As she was leaving the office, she asked my advice:

"What should I tell my boys about Santa Claus?"

Spock-like (Mr. not Dr.) my left eyebrow rose and I asked for clarification. It was clear that her boys, eight, six and two, were asking if Santa is "real".

I took her back into the exam room and I carefully told her to tell them the truth, that of course, Santa is real. She was shocked that her Jewish doctor would make that claim.

I asked if she had read her boys "The Real Tooth Fairy". She never heard of it and I suggested she read it to the boys.

I know her to be a devout Christian so I asked her if she believed in God. And I asked, "Is God an old man with a long white beard who sits on a throne in heaven?"

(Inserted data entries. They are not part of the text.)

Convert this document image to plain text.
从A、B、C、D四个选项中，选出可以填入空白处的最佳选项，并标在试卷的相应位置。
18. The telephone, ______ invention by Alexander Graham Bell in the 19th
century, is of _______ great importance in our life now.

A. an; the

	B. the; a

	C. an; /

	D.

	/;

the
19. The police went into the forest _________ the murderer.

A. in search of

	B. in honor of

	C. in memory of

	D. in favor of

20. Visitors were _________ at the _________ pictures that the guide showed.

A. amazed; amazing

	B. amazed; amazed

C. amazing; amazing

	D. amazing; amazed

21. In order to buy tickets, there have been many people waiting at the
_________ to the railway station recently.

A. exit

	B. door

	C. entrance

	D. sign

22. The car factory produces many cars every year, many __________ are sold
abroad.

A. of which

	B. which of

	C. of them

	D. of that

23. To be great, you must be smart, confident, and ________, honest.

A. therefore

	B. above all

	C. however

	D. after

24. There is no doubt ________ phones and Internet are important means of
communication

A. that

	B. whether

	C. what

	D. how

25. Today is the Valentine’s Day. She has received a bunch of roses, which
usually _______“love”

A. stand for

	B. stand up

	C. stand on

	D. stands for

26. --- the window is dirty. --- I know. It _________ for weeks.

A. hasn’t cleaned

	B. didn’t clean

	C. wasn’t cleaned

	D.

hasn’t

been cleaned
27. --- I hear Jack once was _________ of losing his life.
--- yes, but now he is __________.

That, I said, was "pediatric theology", a metaphorical description of an incomprehensible unknown. Yet we ascribe attributes and miracles to God.

Santa can be the joy of gifting, of sharing, of simple laughter, and of family: of caring and self-less joy. Santa can be a metaphor and symbol for so much good. Santa is real if we so choose.

She got the message.

I suggested that the older boys were old enough to begin to understand the difference between icons/symbols/metaphor and physical manifestations.

And then I shared my grief that a real Santa had recently died.

Bob was tall and round, with white hair, a long white beard, and a deep and resonant laugh. He had a gift of playfulness and joy and generosity. At this time of year he wore a red suit with jingling bells and personified the metaphor of Santa. He made everyone smile widely and filled hearts with warmth and joy. He died recently, and I miss that man. But Santa is still real.

After she reads them about "The Real Tooth Fairy" she can have a discussion about the REAL Santa. The eight-year-old may "get it" and the six-year-old will wonder. The two-year-old can wait for Santa to come and eat the Christmas cookies and milk.